BLOG: Na opinião de vocês, o que faz de Neandertal, nosso irmão um livro completamente diferente de tudo o que já foi publicado sobre o mesmo assunto?

FS: O fato de ser baseado na teoria da evolução: para nós, os Neandertais são animais humanos que viviam em equilíbrio com seu ambiente. Esse ponto de vista, que é atualmente o da ciência, nos permite interpretar os raros, mas ainda assim numerosos, dados que temos sobre eles. Não os vemos como seres inferiores que nossos ancestrais sapiens teriam eliminado, como faz por exemplo Yuval Noah Harari em seu famoso livro Sapiens. Essa é uma maneira de pensar a priori e a posteriori. Está errada e baseada na crença em algum tipo de predestinação, que no caso de Harari reproduz a predestinação afirmada na Bíblia e em outros discursos religiosos.

Outro ponto é que não excluímos as ideias de outras pessoas. Pelo contrário, nós as descrevemos antes de oferecer a nossa interpretação, que para nós é a mais simples. Isso é verdade especialmente no que diz respeito às várias teorias sobre o desaparecimento dos Neandertais do registro fóssil.

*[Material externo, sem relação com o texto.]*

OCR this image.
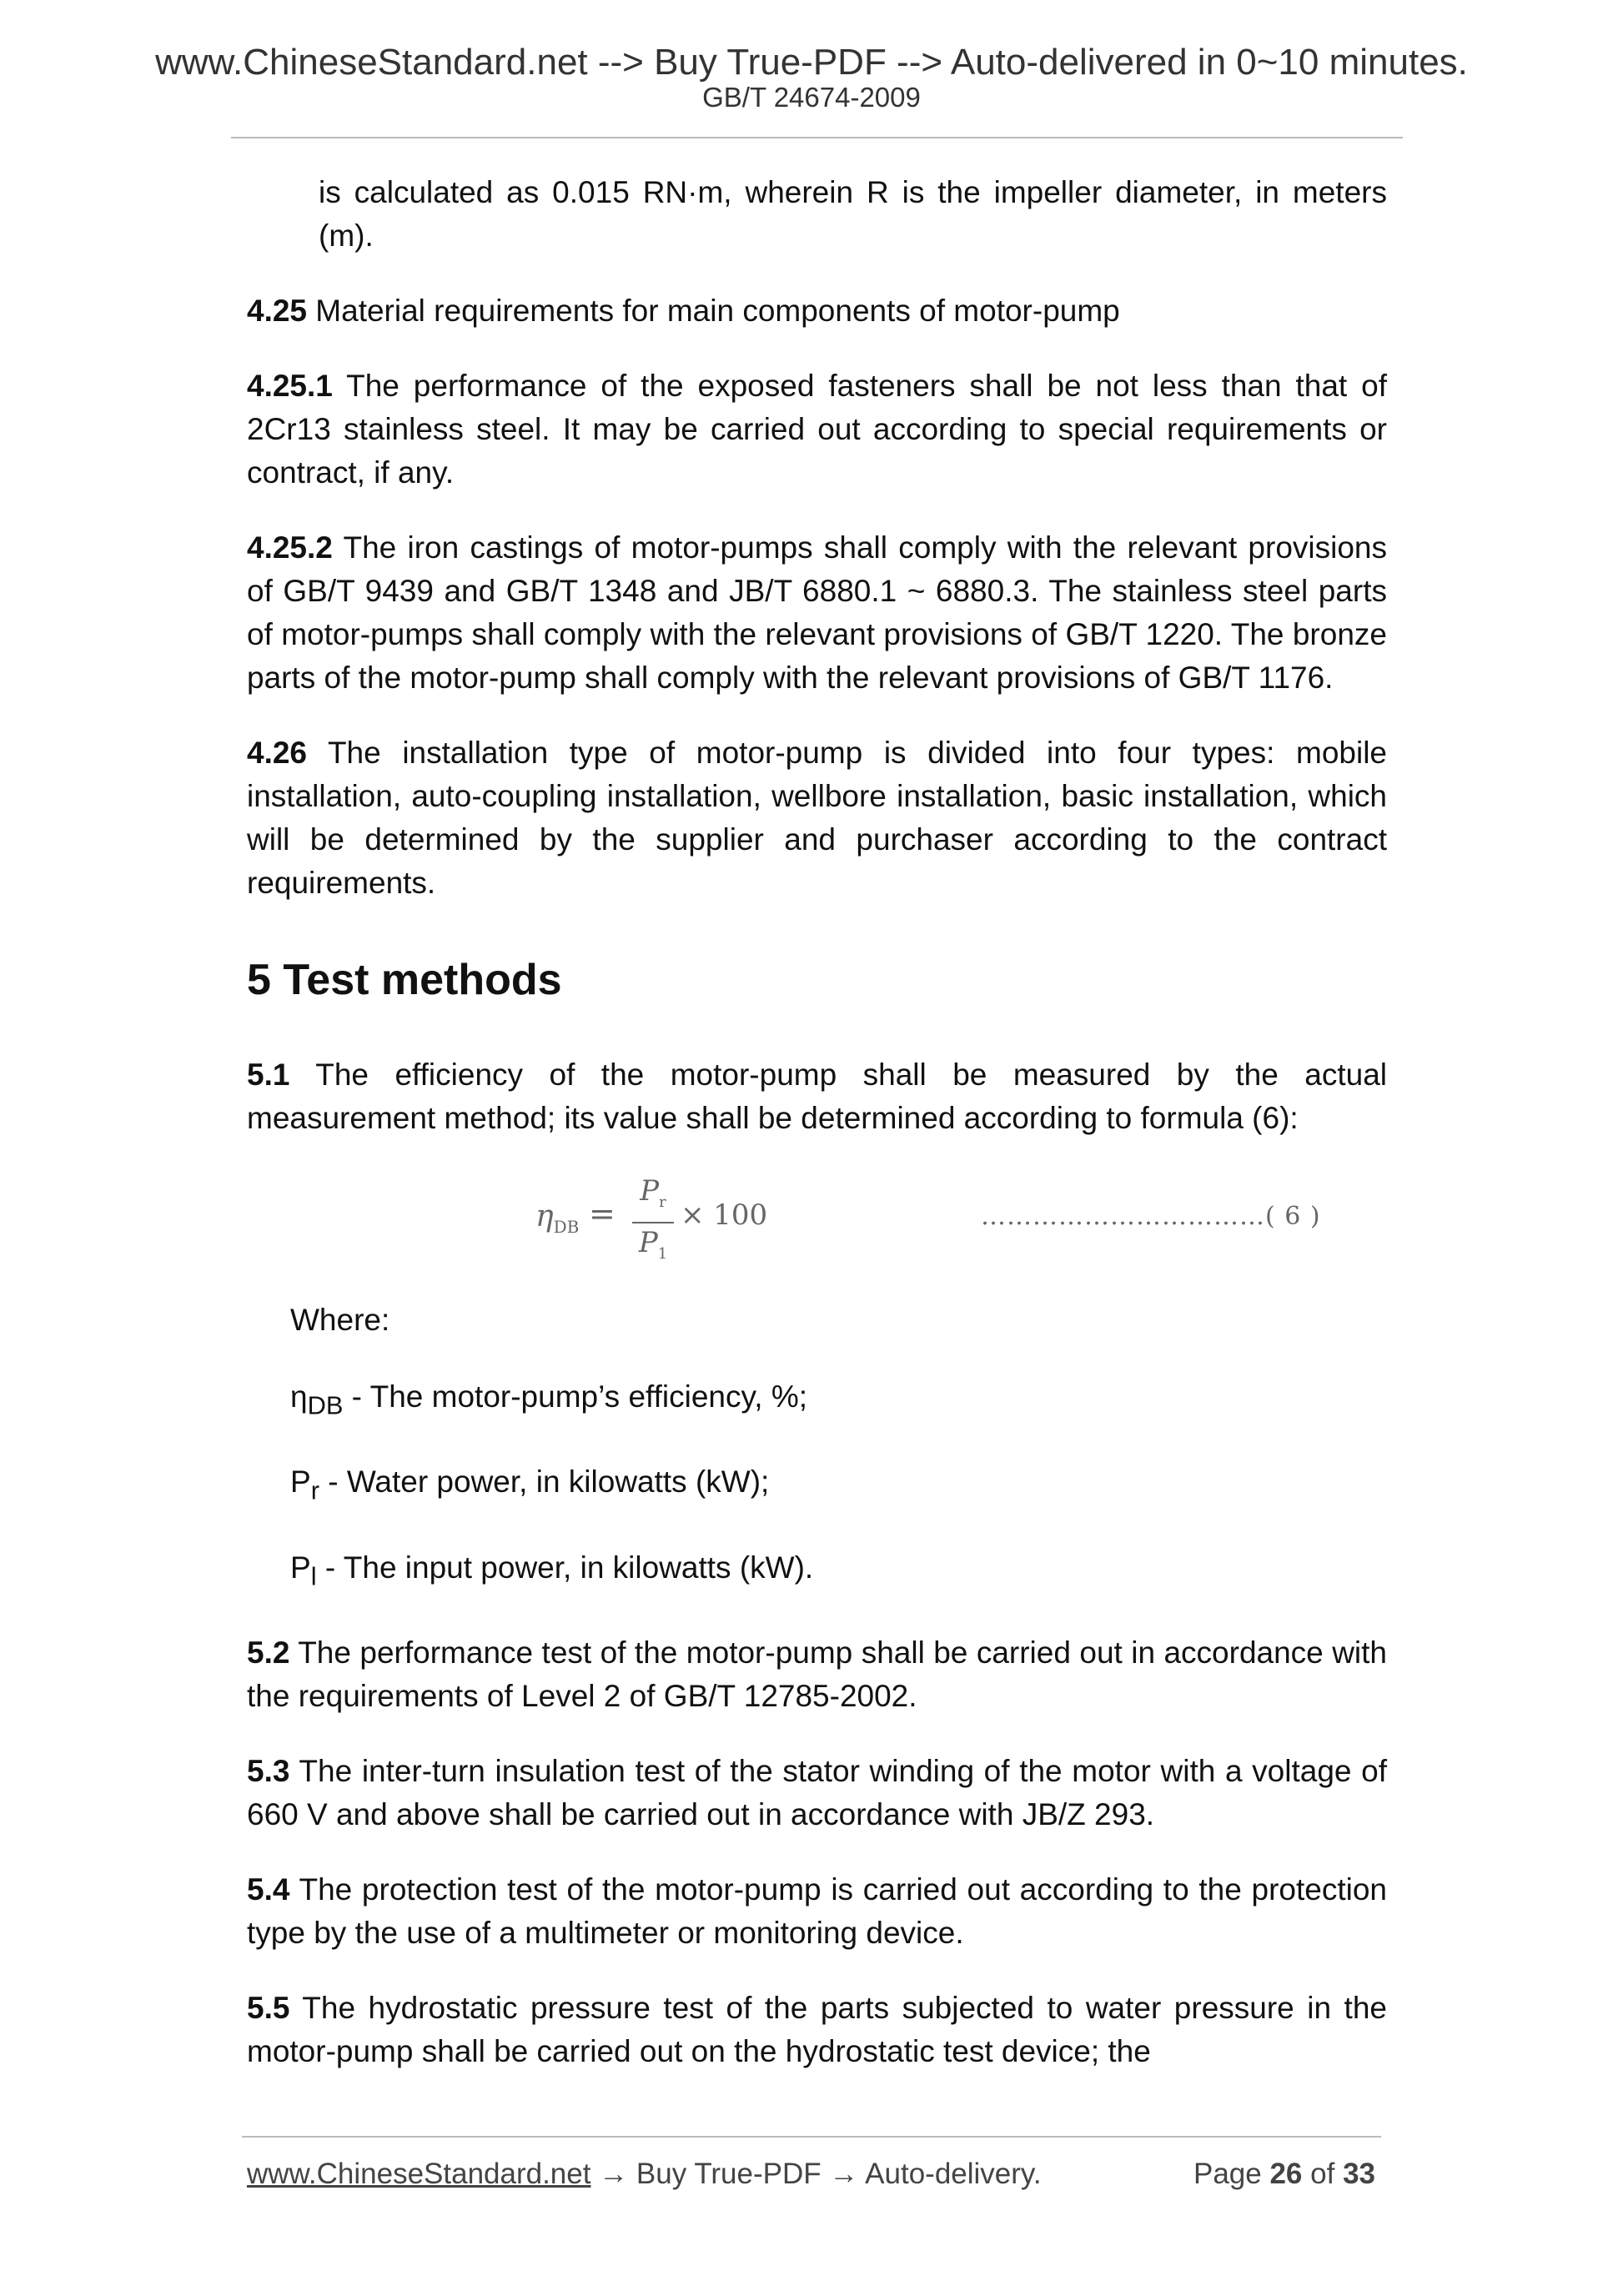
www.ChineseStandard.net --> Buy True-PDF --> Auto-delivered in 0~10 minutes.
GB/T 24674-2009

is calculated as 0.015 RN·m, wherein R is the impeller diameter, in meters (m).

4.25 Material requirements for main components of motor-pump

4.25.1 The performance of the exposed fasteners shall be not less than that of 2Cr13 stainless steel. It may be carried out according to special requirements or contract, if any.

4.25.2 The iron castings of motor-pumps shall comply with the relevant provisions of GB/T 9439 and GB/T 1348 and JB/T 6880.1 ~ 6880.3. The stainless steel parts of motor-pumps shall comply with the relevant provisions of GB/T 1220. The bronze parts of the motor-pump shall comply with the relevant provisions of GB/T 1176.

4.26 The installation type of motor-pump is divided into four types: mobile installation, auto-coupling installation, wellbore installation, basic installation, which will be determined by the supplier and purchaser according to the contract requirements.

5 Test methods

5.1 The efficiency of the motor-pump shall be measured by the actual measurement method; its value shall be determined according to formula (6):

$\eta_{DB}$ =
$P_r$
$P_1$
× 100	……………………………( 6 )

Where:

$\eta_{DB}$ - The motor-pump’s efficiency, %;

$P_r$ - Water power, in kilowatts (kW);

$P_l$ - The input power, in kilowatts (kW).

5.2 The performance test of the motor-pump shall be carried out in accordance with the requirements of Level 2 of GB/T 12785-2002.

5.3 The inter-turn insulation test of the stator winding of the motor with a voltage of 660 V and above shall be carried out in accordance with JB/Z 293.

5.4 The protection test of the motor-pump is carried out according to the protection type by the use of a multimeter or monitoring device.

5.5 The hydrostatic pressure test of the parts subjected to water pressure in the motor-pump shall be carried out on the hydrostatic test device; the

www.ChineseStandard.net → Buy True-PDF → Auto-delivery.	Page 26 of 33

B: Por que livros como Neandertal, nosso irmão e Sapiens, de Yuval Harari, são cada vez mais procurados pelos leitores?

FS: Em minha opinião, Yuval Harari é um bom escritor, porque ele explica, constrói sentido. Seu livro é uma leitura interessante (não concordo com tudo nele. Aliás, suspeito de que há por trás dele algum tipo de ideologia; dá para sentir, embora não seja tão aparente). Quando você o lê, tem a impressão de entender melhor. Você precisa ter muito conhecimento para resistir à tentação de concordar. Nossa escrita é similar, mas não afirmamos as mesmas coisas.

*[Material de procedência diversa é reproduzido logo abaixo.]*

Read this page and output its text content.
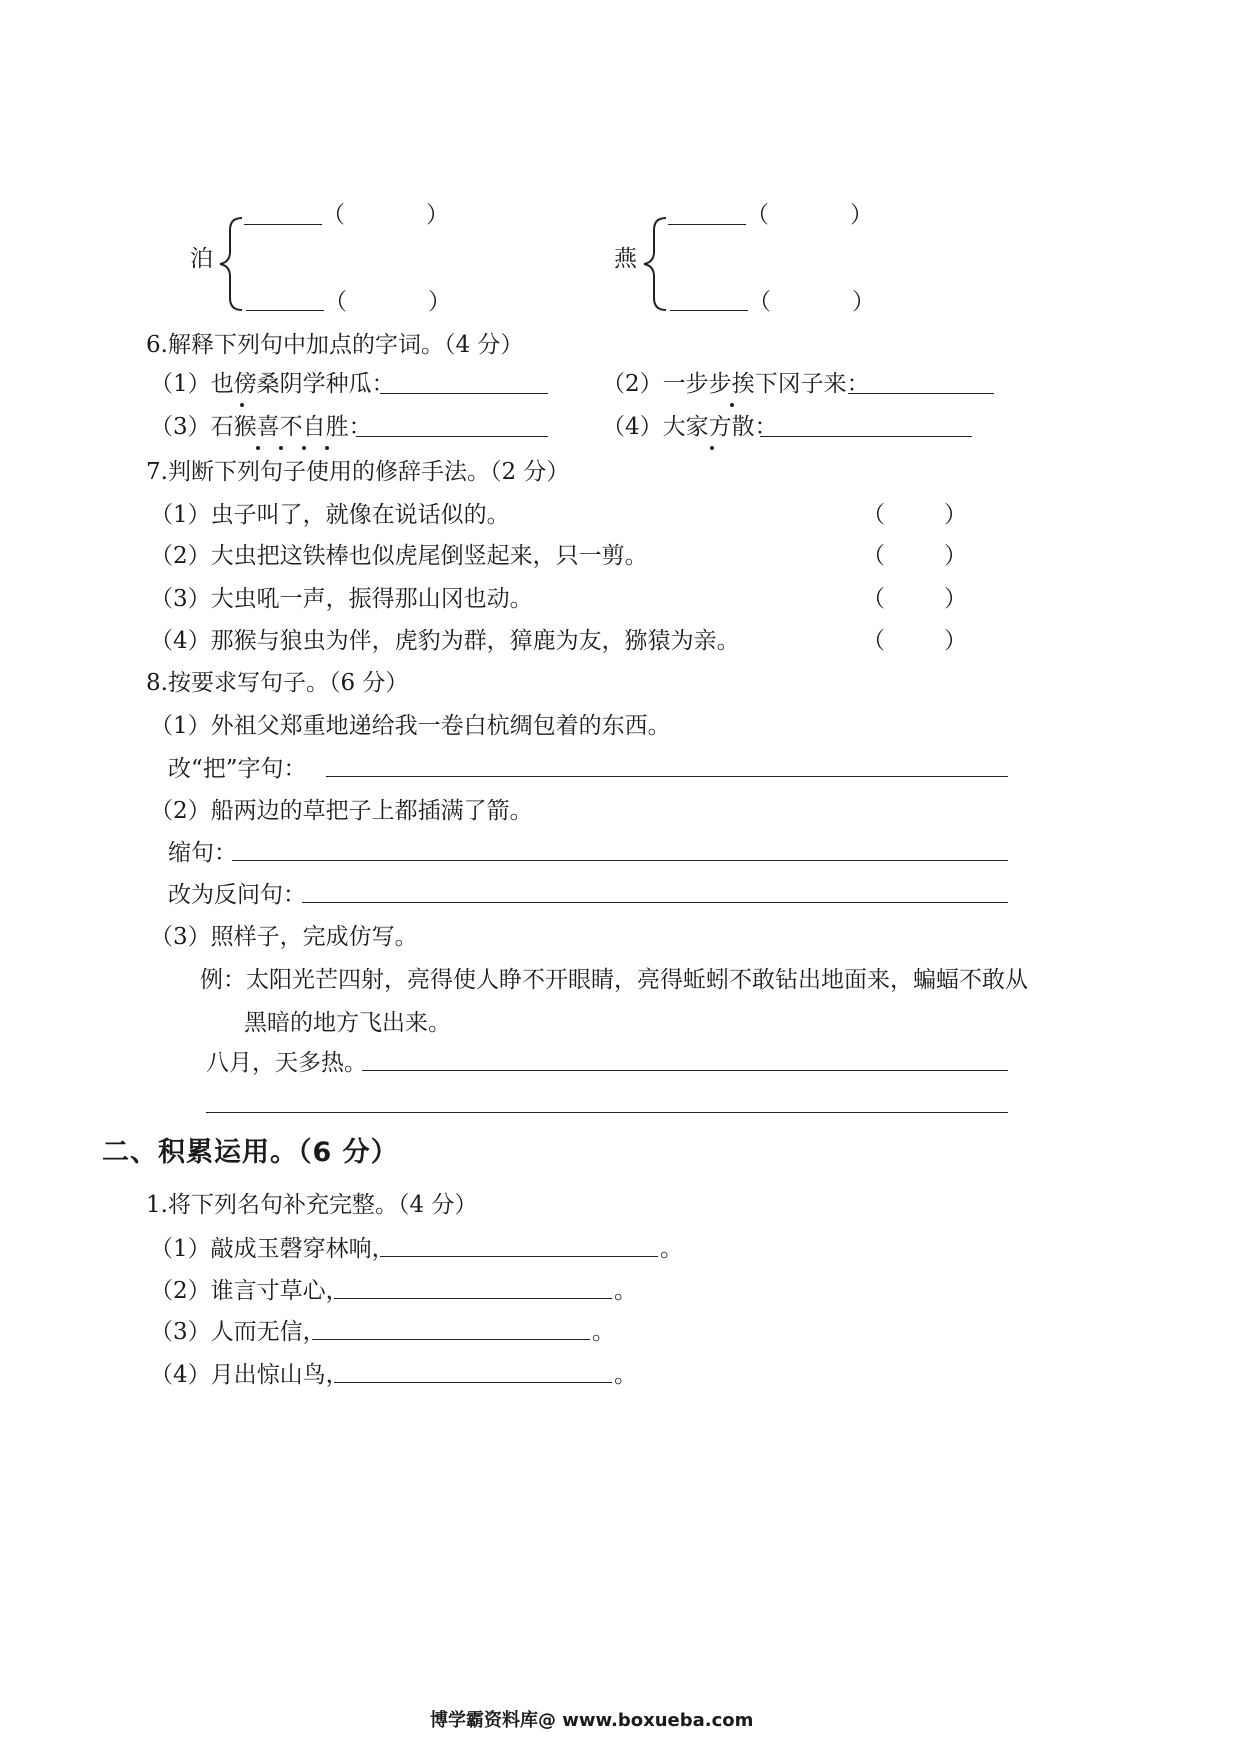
（	）
泊
（	）
（	）
燕
（	）
6.解释下列句中加点的字词。（4 分）
（1）也傍桑阴学种瓜：	（2）一步步挨下冈子来：
（3）石猴喜不自胜：	（4）大家方散：
7.判断下列句子使用的修辞手法。（2 分）
（1）虫子叫了，就像在说话似的。	（	）
（2）大虫把这铁棒也似虎尾倒竖起来，只一剪。	（	）
（3）大虫吼一声，振得那山冈也动。	（	）
（4）那猴与狼虫为伴，虎豹为群，獐鹿为友，猕猿为亲。	（	）
8.按要求写句子。（6 分）
（1）外祖父郑重地递给我一卷白杭绸包着的东西。
改“把”字句：
（2）船两边的草把子上都插满了箭。
缩句：
改为反问句：
（3）照样子，完成仿写。
例：太阳光芒四射，亮得使人睁不开眼睛，亮得蚯蚓不敢钻出地面来，蝙蝠不敢从
黑暗的地方飞出来。
八月，天多热。
二、积累运用。（6 分）
1.将下列名句补充完整。（4 分）
（1）敲成玉磬穿林响，	。
（2）谁言寸草心，	。
（3）人而无信，	。
（4）月出惊山鸟，	。
博学霸资料库@ www.boxueba.com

Além disso, acho que as pessoas de todo o planeta estão sentindo que não estamos no controle, que somos mais um fenômeno natural do que uma civilização autoconsciente capaz de restringir e melhorar seu comportamento. Muito pelo contrário, já destruímos metade de todas as outras formas de vida, ocupamos espaço demais no planeta e pelo menos um terço de nós está vivendo mal, em áreas miseráveis, sem trabalho decente, sem água limpa, levando muitas vezes existências indignas. Somos um lixo. Acho mesmo que somos um lixo, mas as pessoas estão sentindo isso e estamos à beira de uma mudança de comportamento natural. As pessoas do mundo inteiro sabem como as outras vivem, e isso está mudando profundamente o que é possível no futuro. O resultado é que as tensões aumentam no seio da humanidade e as pessoas querem saber como tudo isso aconteceu, o que exige em primeiro lugar uma compreensão intelectual do passado.

B: O livro revela que Neandertais e Sapiens coexistiram por muito tempo e se encontraram na Europa. O que deu certo e o que não deu nessa coexistência?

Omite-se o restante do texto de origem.